Полину не очень взволновала новая неудача Лазара, она уже догадывалась об этом по последним смятенным письмам. Больше всего ее беспокоил усиливающийся разлад между Лазаром и Луизой. Она пыталась найти причину: почему разлад наступил так скоро, ведь оба они молоды, могут жить в свое удовольствие, наслаждаться счастьем? Много раз она возвращалась к этому, неустанно расспрашивая Лазара. Когда Полина припирала его к стене, он начинал запинаться, бледнел, отводил глаза. Ей было знакомо это выражение лица, этот стыд, страх смерти, который он когда-то скрывал как тайный порок. Неужели леденящее дыхание смерти уже ворвалось в их жизнь и легло между ними на еще не остывшее брачное ложе? Первое время Полина сомневалась, а потом, хотя Лазар ни в чем не признался ей, она прочла правду в его глазах, когда он как-то вечером, весь дрожа, спустился вниз из темной комнаты, словно бежал от призраков.

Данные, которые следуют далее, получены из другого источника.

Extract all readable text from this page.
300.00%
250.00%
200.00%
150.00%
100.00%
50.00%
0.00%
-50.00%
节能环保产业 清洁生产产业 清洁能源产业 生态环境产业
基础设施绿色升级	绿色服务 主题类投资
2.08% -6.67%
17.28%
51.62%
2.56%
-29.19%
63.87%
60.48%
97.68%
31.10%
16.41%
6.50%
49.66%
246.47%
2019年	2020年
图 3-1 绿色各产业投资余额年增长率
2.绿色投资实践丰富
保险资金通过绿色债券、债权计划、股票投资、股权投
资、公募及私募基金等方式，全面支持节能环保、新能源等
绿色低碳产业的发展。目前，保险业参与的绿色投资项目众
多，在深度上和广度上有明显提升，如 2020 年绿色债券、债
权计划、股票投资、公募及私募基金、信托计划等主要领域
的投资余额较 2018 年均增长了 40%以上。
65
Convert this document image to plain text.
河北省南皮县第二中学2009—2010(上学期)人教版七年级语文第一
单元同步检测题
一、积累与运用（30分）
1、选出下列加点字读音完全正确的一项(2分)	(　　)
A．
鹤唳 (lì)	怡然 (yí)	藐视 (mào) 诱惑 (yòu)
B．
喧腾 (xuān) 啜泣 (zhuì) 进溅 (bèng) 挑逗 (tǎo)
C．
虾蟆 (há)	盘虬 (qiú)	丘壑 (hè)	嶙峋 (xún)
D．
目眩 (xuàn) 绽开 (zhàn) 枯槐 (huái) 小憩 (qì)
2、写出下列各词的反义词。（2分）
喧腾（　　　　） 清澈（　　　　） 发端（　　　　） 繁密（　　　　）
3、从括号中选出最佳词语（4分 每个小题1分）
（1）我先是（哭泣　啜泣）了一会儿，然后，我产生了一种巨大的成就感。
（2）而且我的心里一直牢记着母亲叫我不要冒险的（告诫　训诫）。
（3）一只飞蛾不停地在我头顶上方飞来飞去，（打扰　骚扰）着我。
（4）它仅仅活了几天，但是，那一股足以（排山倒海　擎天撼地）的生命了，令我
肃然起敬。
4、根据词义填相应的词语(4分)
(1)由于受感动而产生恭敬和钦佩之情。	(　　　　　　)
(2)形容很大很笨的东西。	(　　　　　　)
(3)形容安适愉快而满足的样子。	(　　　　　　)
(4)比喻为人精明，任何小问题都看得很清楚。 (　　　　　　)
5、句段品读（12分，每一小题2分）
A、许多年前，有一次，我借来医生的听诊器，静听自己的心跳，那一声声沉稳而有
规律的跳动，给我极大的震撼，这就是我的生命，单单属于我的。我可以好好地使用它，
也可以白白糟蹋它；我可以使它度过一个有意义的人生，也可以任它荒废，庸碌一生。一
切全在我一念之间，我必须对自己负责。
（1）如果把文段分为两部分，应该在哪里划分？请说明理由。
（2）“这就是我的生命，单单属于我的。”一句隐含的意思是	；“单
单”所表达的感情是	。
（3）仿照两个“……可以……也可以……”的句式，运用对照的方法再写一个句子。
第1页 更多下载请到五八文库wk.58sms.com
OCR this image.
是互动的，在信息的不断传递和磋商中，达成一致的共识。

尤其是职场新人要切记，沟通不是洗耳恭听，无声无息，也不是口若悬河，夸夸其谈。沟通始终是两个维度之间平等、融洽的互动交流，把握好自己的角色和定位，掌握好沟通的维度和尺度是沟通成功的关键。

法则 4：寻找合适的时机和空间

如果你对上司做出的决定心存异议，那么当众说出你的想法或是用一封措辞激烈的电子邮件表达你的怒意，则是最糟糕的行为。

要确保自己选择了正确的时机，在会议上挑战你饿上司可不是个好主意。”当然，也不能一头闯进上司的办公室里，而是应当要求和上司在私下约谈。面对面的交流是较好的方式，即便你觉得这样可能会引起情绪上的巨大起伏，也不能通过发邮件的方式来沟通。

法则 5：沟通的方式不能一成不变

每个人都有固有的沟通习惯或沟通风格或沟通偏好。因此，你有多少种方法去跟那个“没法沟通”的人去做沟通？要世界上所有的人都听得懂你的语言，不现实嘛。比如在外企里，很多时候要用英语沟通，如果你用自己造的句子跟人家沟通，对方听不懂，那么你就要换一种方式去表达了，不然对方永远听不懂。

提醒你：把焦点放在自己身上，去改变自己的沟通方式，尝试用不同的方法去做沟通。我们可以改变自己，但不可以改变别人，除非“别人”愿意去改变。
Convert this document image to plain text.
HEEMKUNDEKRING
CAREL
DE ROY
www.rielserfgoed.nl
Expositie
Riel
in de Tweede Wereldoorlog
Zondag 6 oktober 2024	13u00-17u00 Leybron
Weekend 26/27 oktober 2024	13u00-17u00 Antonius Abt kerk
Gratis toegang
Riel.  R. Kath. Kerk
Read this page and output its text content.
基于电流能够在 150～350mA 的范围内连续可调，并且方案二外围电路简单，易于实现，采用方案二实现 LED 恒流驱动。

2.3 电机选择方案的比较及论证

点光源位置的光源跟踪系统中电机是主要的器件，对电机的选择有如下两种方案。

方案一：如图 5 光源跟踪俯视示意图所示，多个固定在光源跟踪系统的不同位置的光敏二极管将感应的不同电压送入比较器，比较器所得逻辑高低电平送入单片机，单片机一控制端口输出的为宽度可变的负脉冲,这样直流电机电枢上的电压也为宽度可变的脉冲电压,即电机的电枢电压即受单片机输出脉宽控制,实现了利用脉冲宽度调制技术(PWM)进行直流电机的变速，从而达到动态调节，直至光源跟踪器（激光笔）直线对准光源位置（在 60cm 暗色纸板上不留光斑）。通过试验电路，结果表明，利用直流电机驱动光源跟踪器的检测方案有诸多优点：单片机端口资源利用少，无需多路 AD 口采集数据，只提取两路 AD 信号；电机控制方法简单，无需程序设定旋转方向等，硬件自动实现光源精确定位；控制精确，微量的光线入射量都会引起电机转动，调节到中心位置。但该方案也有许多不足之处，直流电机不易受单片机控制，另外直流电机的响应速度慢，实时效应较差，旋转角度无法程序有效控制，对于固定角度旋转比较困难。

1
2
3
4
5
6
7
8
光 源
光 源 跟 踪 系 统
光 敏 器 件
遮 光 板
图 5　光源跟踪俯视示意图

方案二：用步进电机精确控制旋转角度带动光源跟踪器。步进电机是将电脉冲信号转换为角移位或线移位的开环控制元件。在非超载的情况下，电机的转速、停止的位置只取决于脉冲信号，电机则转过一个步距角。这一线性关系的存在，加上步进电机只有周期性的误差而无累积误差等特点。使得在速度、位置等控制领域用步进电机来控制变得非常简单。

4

В Париже, в угаре страсти, Лазар забыл о смерти. Он укрывался от нее в объятиях Луизы, он так уставал, что тут же крепко засыпал. Она тоже любила его, как любовница, ластилась к нему со сладострастием кошечки, созданной только для мужского поклонения. И сразу теряла почву под ногами, чувствовала себя несчастной, если он хоть на час переставал заниматься ею. Наконец они могли удовлетворить давнишнее влечение друг к другу, и они забывали весь мир, уверенные, что никогда не исчерпают чувственных радостей. Но вскоре наступило пресыщение, Лазар изумился, что уже не испытывает таких восторгов, как в первые дни, а Луиза, ощущая лишь потребность в ласке, не требуя и не давая ничего другого, не оказала ему никакой поддержки в жизни, не вдохнула в него мужества. Неужели плотские радости так недолговечны? Неужели они не могут длиться всегда, неужели нельзя непрерывно черпать все новые и новые ощущения, дающие иллюзию счастья? Как-то ночью Лазар проснулся от леденящего дыхания, волосы у него стали дыбом, он дрожал, бормоча в отчаянии: «Бог мой! бог мой! придется умереть!» Луиза спала рядом. Когда иссякли поцелуи, он увидел смерть.